Unlike in 2008, there is no evidence of overdevelopment either from the builders or the over-leveraging caused by owners and homebuyers. The housing market currently is vastly dealing with the fallout from the stern monetary policy, which is pretty similar to 1980.
There are some major differences; however, the main point from the Bank of America is that there is still a rough road that lies ahead of housing.
“Looking back at previous housing recessions, we think the 1980s are a better analogy for today’s market than the 2008 housing crash,”
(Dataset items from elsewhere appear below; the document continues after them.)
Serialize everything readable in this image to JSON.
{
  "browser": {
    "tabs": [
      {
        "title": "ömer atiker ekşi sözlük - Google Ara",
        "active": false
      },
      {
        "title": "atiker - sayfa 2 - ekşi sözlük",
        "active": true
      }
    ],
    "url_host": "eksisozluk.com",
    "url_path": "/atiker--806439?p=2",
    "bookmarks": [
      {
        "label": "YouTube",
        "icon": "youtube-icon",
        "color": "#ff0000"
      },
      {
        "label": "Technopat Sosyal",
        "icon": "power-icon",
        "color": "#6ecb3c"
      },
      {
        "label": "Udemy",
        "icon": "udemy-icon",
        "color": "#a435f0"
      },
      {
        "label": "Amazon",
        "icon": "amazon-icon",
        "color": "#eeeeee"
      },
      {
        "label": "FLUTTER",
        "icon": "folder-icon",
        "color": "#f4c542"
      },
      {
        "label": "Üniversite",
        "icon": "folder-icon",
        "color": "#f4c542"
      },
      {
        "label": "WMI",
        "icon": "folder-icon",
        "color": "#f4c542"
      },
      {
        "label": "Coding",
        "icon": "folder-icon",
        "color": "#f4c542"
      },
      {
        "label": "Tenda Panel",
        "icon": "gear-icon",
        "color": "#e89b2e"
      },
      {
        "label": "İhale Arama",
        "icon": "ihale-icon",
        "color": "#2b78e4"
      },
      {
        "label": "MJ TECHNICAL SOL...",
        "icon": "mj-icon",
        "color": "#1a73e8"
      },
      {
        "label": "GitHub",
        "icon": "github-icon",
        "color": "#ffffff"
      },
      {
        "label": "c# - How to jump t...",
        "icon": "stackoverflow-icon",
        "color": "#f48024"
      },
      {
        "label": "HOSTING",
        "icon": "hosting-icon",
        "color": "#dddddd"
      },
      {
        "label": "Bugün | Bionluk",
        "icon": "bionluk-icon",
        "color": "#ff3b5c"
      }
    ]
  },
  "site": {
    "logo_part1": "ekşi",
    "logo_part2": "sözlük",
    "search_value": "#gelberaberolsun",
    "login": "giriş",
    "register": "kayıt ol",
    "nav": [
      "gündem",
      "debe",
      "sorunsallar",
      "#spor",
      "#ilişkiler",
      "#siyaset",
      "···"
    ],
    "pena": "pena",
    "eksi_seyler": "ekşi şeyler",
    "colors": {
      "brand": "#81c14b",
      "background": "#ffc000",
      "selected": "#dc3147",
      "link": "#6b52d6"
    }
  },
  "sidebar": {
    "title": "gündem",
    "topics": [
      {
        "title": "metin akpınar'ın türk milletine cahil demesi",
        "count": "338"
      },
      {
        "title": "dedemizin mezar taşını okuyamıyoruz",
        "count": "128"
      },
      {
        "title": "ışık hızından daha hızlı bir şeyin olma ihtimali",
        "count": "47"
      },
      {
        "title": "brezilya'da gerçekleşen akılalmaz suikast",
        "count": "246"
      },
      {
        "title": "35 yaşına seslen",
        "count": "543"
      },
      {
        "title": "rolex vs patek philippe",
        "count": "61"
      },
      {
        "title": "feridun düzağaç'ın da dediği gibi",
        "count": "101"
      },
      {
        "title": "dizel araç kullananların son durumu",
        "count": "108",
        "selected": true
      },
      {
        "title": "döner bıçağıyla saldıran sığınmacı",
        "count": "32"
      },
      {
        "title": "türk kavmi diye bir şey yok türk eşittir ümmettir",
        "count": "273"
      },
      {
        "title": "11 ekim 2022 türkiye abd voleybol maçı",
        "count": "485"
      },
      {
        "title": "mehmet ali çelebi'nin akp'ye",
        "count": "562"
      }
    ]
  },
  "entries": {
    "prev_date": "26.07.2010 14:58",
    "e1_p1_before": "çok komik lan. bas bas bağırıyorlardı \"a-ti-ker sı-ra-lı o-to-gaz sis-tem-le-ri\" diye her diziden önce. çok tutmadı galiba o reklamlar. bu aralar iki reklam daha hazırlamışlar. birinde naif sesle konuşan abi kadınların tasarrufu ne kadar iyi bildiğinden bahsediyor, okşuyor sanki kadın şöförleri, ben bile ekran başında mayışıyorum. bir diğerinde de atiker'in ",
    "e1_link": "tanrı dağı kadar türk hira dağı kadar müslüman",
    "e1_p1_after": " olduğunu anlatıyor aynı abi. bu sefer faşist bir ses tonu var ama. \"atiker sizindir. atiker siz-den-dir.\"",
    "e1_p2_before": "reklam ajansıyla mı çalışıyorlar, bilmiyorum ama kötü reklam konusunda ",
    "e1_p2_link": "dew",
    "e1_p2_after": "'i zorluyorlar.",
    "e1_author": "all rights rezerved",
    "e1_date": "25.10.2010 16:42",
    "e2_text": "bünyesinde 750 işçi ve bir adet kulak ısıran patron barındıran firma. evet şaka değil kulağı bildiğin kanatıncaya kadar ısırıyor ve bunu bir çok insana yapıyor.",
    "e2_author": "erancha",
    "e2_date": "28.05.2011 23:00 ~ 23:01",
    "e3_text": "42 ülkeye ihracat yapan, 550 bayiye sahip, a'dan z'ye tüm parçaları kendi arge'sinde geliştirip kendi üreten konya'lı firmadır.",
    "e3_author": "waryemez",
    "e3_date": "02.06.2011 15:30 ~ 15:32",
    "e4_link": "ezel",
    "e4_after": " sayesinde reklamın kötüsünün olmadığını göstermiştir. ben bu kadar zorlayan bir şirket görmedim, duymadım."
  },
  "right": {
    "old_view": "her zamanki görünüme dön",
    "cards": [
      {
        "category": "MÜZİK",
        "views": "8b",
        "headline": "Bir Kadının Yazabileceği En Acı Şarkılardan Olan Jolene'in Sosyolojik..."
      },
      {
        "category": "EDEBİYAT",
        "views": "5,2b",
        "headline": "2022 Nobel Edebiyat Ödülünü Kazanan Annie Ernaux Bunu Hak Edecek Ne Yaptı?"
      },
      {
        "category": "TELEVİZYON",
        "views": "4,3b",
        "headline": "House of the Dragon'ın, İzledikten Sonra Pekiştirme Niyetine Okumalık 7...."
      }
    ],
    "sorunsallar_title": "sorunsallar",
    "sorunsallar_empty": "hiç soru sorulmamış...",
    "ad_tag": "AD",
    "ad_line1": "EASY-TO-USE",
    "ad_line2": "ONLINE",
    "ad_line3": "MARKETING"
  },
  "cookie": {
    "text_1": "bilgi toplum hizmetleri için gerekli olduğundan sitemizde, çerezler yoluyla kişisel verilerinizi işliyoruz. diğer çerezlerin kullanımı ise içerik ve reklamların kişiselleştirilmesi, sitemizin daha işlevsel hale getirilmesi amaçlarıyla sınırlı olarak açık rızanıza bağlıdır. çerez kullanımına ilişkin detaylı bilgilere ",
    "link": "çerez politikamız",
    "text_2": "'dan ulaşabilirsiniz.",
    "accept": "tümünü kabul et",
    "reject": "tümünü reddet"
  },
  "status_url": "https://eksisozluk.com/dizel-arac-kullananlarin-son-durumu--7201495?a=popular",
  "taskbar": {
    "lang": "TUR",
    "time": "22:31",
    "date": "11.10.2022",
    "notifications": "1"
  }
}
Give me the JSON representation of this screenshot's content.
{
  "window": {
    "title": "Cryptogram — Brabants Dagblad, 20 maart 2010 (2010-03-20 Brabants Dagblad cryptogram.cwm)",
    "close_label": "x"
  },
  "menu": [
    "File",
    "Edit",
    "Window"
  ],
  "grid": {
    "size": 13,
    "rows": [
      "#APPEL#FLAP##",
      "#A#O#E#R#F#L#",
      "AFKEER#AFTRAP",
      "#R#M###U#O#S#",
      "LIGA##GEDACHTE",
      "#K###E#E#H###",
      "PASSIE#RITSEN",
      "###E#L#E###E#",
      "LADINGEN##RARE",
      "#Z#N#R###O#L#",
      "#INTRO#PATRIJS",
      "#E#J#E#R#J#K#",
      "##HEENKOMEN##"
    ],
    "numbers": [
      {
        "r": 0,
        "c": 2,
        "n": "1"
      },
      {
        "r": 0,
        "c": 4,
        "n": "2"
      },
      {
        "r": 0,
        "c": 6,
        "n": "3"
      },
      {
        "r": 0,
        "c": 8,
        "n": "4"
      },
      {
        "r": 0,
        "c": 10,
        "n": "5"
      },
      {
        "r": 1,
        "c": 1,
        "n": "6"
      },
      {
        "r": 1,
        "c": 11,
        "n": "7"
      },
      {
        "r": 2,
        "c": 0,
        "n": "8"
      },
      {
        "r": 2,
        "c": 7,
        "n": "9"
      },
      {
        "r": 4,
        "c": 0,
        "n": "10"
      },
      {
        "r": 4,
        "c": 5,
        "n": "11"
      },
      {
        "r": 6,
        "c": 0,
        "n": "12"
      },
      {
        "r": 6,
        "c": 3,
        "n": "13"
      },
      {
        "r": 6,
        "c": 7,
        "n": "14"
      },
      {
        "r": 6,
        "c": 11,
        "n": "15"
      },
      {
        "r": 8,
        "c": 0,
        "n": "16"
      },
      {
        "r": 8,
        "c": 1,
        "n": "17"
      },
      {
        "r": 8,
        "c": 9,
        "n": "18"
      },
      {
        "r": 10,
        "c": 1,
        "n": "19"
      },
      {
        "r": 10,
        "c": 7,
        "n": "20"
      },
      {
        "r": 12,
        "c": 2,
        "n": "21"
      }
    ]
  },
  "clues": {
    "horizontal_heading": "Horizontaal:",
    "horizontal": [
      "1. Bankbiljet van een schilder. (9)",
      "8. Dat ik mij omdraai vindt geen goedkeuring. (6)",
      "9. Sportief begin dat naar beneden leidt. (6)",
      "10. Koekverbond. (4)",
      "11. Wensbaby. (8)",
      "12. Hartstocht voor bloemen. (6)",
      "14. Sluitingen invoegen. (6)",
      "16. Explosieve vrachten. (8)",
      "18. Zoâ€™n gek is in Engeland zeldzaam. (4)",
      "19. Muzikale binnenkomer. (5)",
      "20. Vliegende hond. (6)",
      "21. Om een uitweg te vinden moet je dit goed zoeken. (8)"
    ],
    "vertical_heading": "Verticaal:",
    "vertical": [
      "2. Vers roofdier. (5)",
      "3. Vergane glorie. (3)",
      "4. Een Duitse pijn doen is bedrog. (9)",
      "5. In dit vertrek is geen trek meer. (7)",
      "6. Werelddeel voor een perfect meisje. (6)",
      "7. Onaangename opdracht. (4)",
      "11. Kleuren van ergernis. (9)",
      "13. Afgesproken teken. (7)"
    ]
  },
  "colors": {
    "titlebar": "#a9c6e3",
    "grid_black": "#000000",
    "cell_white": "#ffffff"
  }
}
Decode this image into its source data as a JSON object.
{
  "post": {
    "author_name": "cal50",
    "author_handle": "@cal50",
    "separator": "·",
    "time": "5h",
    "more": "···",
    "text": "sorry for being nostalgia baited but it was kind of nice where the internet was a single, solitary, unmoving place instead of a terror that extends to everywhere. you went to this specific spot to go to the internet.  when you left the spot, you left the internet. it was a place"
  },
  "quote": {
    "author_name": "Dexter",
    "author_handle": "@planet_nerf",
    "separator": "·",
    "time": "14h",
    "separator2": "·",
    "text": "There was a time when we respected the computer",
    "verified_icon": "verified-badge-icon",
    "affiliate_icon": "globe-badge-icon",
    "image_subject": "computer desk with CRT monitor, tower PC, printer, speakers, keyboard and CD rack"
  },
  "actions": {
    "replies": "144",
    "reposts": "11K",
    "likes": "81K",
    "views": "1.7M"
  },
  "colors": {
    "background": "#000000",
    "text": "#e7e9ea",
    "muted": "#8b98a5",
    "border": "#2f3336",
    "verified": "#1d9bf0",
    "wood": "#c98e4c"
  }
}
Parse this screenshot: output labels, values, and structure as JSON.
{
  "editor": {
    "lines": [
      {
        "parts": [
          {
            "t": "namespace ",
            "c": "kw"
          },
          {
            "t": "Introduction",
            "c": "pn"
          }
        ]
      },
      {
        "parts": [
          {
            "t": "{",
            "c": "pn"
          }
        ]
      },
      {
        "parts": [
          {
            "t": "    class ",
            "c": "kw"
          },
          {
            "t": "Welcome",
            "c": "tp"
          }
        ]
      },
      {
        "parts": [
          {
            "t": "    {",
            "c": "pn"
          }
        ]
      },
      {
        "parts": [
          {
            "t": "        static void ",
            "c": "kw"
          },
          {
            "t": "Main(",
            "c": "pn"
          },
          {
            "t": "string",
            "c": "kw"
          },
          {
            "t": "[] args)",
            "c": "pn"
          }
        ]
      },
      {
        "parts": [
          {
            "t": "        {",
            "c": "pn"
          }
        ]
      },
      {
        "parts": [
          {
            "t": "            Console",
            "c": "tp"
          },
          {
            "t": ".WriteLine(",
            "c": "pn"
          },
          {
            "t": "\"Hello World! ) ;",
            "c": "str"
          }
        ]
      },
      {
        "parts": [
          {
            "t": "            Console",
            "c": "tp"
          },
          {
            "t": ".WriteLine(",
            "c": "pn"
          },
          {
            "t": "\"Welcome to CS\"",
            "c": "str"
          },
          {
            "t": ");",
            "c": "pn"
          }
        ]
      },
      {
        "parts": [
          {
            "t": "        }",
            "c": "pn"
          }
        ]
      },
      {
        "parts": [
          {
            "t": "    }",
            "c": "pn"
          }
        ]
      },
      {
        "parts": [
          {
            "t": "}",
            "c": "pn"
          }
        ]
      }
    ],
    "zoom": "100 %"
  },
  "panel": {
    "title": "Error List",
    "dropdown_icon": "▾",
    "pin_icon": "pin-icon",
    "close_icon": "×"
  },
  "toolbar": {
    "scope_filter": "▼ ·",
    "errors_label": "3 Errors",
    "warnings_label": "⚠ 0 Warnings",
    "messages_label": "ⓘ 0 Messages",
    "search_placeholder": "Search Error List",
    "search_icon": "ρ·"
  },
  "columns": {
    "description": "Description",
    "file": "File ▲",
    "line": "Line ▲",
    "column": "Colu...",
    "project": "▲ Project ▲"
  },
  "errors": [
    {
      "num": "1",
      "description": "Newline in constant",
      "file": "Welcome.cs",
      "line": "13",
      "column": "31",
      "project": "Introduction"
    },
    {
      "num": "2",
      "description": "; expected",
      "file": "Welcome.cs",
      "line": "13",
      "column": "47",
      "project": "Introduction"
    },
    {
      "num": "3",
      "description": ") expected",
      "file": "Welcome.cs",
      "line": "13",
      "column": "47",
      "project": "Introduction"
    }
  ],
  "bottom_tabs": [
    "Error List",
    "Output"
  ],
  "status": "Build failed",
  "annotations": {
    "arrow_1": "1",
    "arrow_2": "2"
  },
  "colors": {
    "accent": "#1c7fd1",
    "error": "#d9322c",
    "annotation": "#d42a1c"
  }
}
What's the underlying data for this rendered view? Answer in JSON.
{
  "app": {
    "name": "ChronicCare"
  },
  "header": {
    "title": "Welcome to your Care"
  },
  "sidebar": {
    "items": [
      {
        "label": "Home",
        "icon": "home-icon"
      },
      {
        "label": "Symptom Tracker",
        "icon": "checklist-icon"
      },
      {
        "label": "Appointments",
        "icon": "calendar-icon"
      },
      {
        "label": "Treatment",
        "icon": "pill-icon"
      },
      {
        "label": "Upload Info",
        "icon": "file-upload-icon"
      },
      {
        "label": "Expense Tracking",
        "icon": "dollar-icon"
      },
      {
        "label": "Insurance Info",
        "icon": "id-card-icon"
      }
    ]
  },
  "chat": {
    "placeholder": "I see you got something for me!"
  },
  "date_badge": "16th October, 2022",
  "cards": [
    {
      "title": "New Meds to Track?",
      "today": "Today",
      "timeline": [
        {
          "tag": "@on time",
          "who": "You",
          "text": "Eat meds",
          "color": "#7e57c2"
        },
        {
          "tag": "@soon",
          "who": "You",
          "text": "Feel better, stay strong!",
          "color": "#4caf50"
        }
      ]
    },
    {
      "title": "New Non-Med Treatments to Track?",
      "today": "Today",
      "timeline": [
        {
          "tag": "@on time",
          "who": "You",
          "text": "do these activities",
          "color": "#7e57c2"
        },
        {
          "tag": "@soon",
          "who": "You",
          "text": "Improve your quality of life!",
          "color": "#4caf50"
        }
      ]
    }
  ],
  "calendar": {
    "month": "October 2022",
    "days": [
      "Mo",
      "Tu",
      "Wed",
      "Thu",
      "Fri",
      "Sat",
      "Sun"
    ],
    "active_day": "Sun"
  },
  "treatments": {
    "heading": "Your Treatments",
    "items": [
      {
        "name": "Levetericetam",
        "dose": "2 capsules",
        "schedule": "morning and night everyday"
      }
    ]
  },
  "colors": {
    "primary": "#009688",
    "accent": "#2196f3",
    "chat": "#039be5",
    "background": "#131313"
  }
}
Michael Gaoen and Jeseo Park, Bank of America Securities’ economists, wrote in their note. Still,
“with rates likely staying higher for longer, we are cautious of potential turbulence ahead.”
In the years prior to 2008, the builders were on a binge of building, which led to “excess development,” they mentioned.
While homebuilding has increased over the previous year, it is still lagging by far compared to the pace developers picked up from 2000 to 2006.
“Household mortgage debt was 65% of disposable income in 2Q 23, compared to a peak of 100% at the start of the financial crisis,”
the economists wrote.
“The ratio of mortgage debt to real estate assets (i.e., loan-to-value) was 27% in 2Q 23, significantly lower than 2010.”
However, the economists debate that the housing market looks familiar to the early 1980s in many key ways. Back then, inflation was also pretty high. To combat the increasing prices, the Federal Reverse had increased rates of interest, which in turn doubled the mortgage rates from 9% to 18% by 1981, which hurt the housing market just when baby boomers entered the prime years of home buying.
Familiar, isn’t it?
In June 2022, when inflation has its peak in four decades while at the same time, the Fed increases the interest rates.
“We remain cautious of potential turbulence ahead,”
researchers have added.
“Until then, hang tight, It may be a bumpy ride.”